The strategic question is whether this becomes a horizontal infrastructure market (where a company like Memories.ai can thrive), or whether platform giants fold visual memory into their own stacks and commoditise everything else.
The European / regional angle
For Europe, a visual memory layer is both an industrial opportunity and a regulatory minefield.
On the upside, this technology aligns perfectly with European strengths in robotics and manufacturing. Think of German automotive plants, Swiss logistics hubs, or Nordic warehouse automation. A standardised way for robots and inspection systems to remember what they’ve seen could drive productivity without replacing entire fleets. European OEMs are historically comfortable with buying specialised middleware if it’s robust and well-governed.
On the downside, Europe has the strictest privacy rules in the world. Continuous video capture that is then embedded, indexed and queried squarely touches GDPR (biometric data, bystander rights, purpose limitation) and the EU AI Act, which explicitly targets biometric surveillance and high-risk uses. A generic “record everything” wearable with rich visual memory would be extremely hard to deploy in public spaces without aggressive on-device processing, minimisation and consent mechanisms.
This is where European players could differentiate: by building privacy-preserving visual memory. That could mean architecting systems where embeddings never leave the device, or where the memory layer is tightly bound to enterprise contexts (factories, warehouses, hospitals) with clear governance, rather than consumer lifelogging.
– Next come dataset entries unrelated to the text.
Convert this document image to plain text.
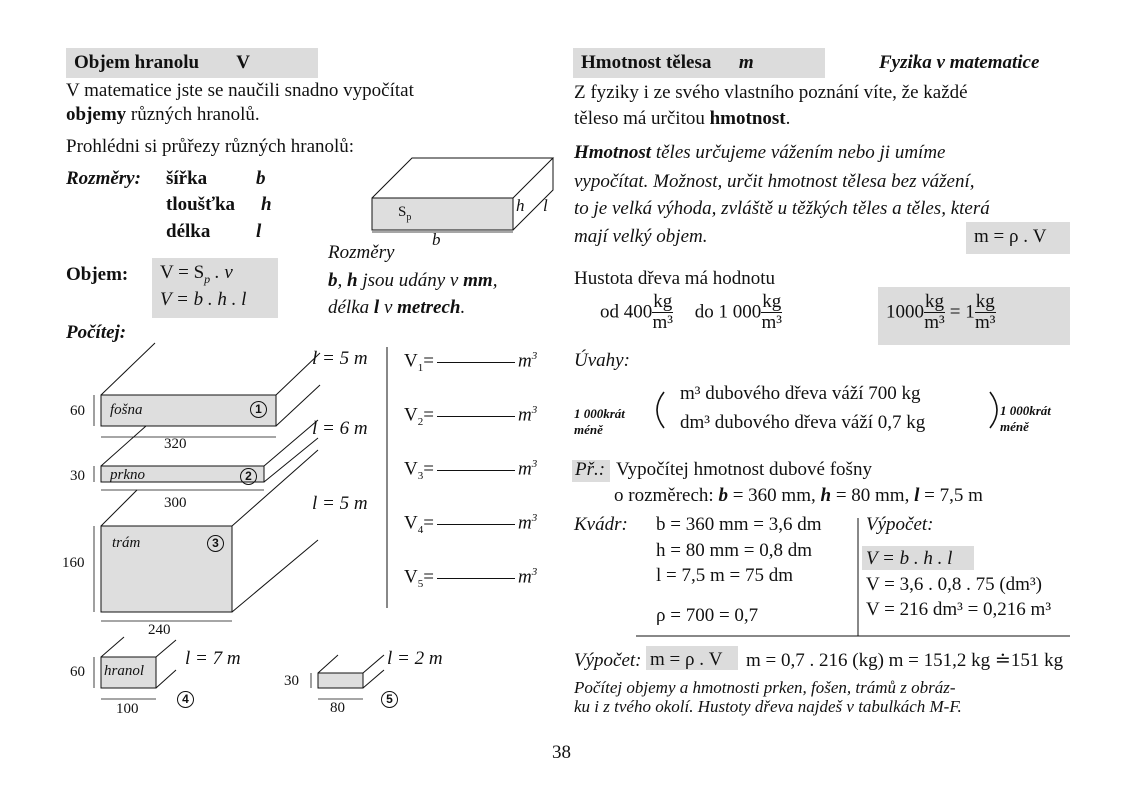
Objem hranolu V
V matematice jste se naučili snadno vypočítat
objemy různých hranolů.
Prohlédni si průřezy různých hranolů:
Rozměry: šířka	b
tloušťka h
délka l
$S_p$
h l
b
Rozměry
b, h jsou udány v mm,
délka l v metrech.
Objem: $V = S_p$ . v
V = b . h . l
Počítej:
60 fošna	1
320
l = 5 m
30 prkno	2
300
l = 6 m
160
trám	3
240
l = 5 m
60 hranol
4
100
l = 7 m
30
5
80
l = 2 m
$V_1=$	$m^3$
$V_2=$	$m^3$
$V_3=$	$m^3$
$V_4=$	$m^3$
$V_5=$	$m^3$
Hmotnost tělesa m	Fyzika v matematice
Z fyziky i ze svého vlastního poznání víte, že každé
těleso má určitou hmotnost.
Hmotnost těles určujeme vážením nebo ji umíme
vypočítat. Možnost, určit hmotnost tělesa bez vážení,
to je velká výhoda, zvláště u těžkých těles a těles, která
mají velký objem.	m = ρ . V
Hustota dřeva má hodnotu
od $400 \frac{kg}{\text{m³}}$ do 1 $000 \frac{kg}{\text{m³}}$	$1000 \frac{kg}{\text{m³}} = 1 \frac{kg}{\text{m³}}$
Úvahy:
1 000krát
méně
m³ dubového dřeva váží 700 kg
dm³ dubového dřeva váží 0,7 kg
1 000krát
méně
Př.: Vypočítej hmotnost dubové fošny
o rozměrech: b = 360 mm, h = 80 mm, l = 7,5 m
Kvádr: b = 360 mm = 3,6 dm
h = 80 mm = 0,8 dm
l = 7,5 m = 75 dm
ρ = 700 = 0,7
Výpočet:
V = b . h . l
V = 3,6 . 0,8 . 75 (dm³)
V = 216 dm³ = 0,216 m³
Výpočet: m = ρ . V m = 0,7 . 216 (kg) m = 151,2 kg ≐151 kg
Počítej objemy a hmotnosti prken, fošen, trámů z obráz-
ku i z tvého okolí. Hustoty dřeva najdeš v tabulkách M-F.
38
For European startups in vision AI, there’s a choice: integrate with U.S.-centric stacks like Memories.ai + Nvidia, or push for EU-grown alternatives (leveraging initiatives around sovereign cloud and open models). Either way, Brussels will shape what “acceptable” visual memory looks like long before the market matures.
Looking ahead
Over the next 12–24 months, expect Memories.ai to behave less like a consumer brand and more like deep infrastructure: SDKs, APIs and reference designs for OEMs. If they succeed, end users may never see the logo, only features like “Recall what my glasses saw last week.”
Key things to watch:
- Integration depth – Do major wearable makers and robot OEMs expose this as a flagship capability, or keep it as a quiet internal tool?
- On-device vs. cloud – How much of the LVMM stack can realistically run on Qualcomm-class chips, and what must still happen in the cloud for heavier reasoning?
- Regulatory test cases – The first big privacy controversy involving visual memory (for example, glasses recalling faces in public) will set norms and perhaps case law.
- Platform response – If Apple, Meta, Google or OpenAI announce their own visual memory layers tightly coupled to their ecosystems, the window for an independent layer narrows fast.
The bigger technical risk is data quality. The LUCI data-collection wearables described by TechCrunch give Memories.ai a bespoke dataset, but ensuring diversity across environments, cultures and edge cases is hard and expensive. If the model underperforms outside its training distribution, OEMs will revert to in-house solutions.
Still, the direction of travel is clear: the AI that matters in five years will be the AI that remembers and reasons over what it has seen, not just what we have typed.
The bottom line
Visual memory is shaping up to be the missing infrastructure layer for AI in the physical world. Memories.ai’s Nvidia-backed push puts it early in a race that will decide who owns that layer: independent infra players or the platform giants. The technology will collide head-on with European privacy rules, but it also unlocks enormous value in industry, robotics and serious wearables. The real question for readers is simple: are you ready for devices that never forget what they’ve seen—and who should be allowed to own those memories?